NB: So, I first remember hearing about a tepui in a little movie called Up, but since then I’ve known very little about them. What makes a tepui so important to research, and what can we learn from exploring them?
BM: Well, they are made of sandstone and when the sandstone erodes, it just erodes into sand. Sand is almost inert; you know it’s not good for agriculture. So not only the tepuis themselves, which are difficult to climb, Amerindian people back thousands of years ago, would never have a reason to climb them. But then there’s the sand that makes the soil all around the bases of tepuis terribly nutrient impoverished, and it’s not good for agriculture. So even Amerindians had not really settled this area very much and it remains one of the Earth’s true remote, wonderful phantasmagorical, kind of Shangri-la-like wild places that I hope gets conserved better than it presently is.
NB: What was going through your mind when you were delivered the news, we can’t move forward with you (Bruce).
BM: I actually thought well, to heck with that when they’re not looking, I’m gonna climb that damn thing. Almost did. But to be honest with you, I mean, all I had to do was one more day worth of climbing up. But I knew dangerous it was, and I’d already slipped and fallen a whole bunch of times, so I understood that I was putting the whole expedition at risk.
Catch Explorer: The Last Tepui on Disney+ starting April 22, 2022.
About Bruce Means
Bruce Means’ research includes a wide variety of topics ranging from ecosystems of the southeastern U. S. to fire ecology, the natural history of South American tepuis, biogeography, conservation, endangered species, and the evolution and natural history of amphibians and reptiles.
About Mark Synnottt
Mark Synnott is a New York Times bestselling author, a pioneering big wall climber and one of the most prolific adventurers of his generation.

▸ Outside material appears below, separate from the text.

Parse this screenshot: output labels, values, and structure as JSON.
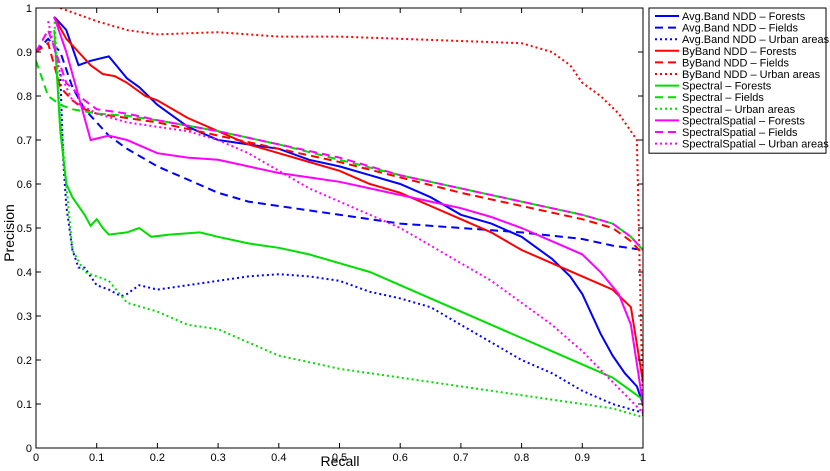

His search for unclimbed and unexplored rock walls has taken him on more than 30 expeditions to places like Alaska, Baffin Island, Greenland, Iceland, Newfoundland, Patagonia, Guyana, Venezuela, Pakistan, Nepal, India, China, Tibet, Uzbekistan, Russia, Cameroon, Chad, Borneo, Oman and Pitcairn Island. Closer to home, Mark has climbed Yosemite’s El Capitan 24 times, including several one-day ascents.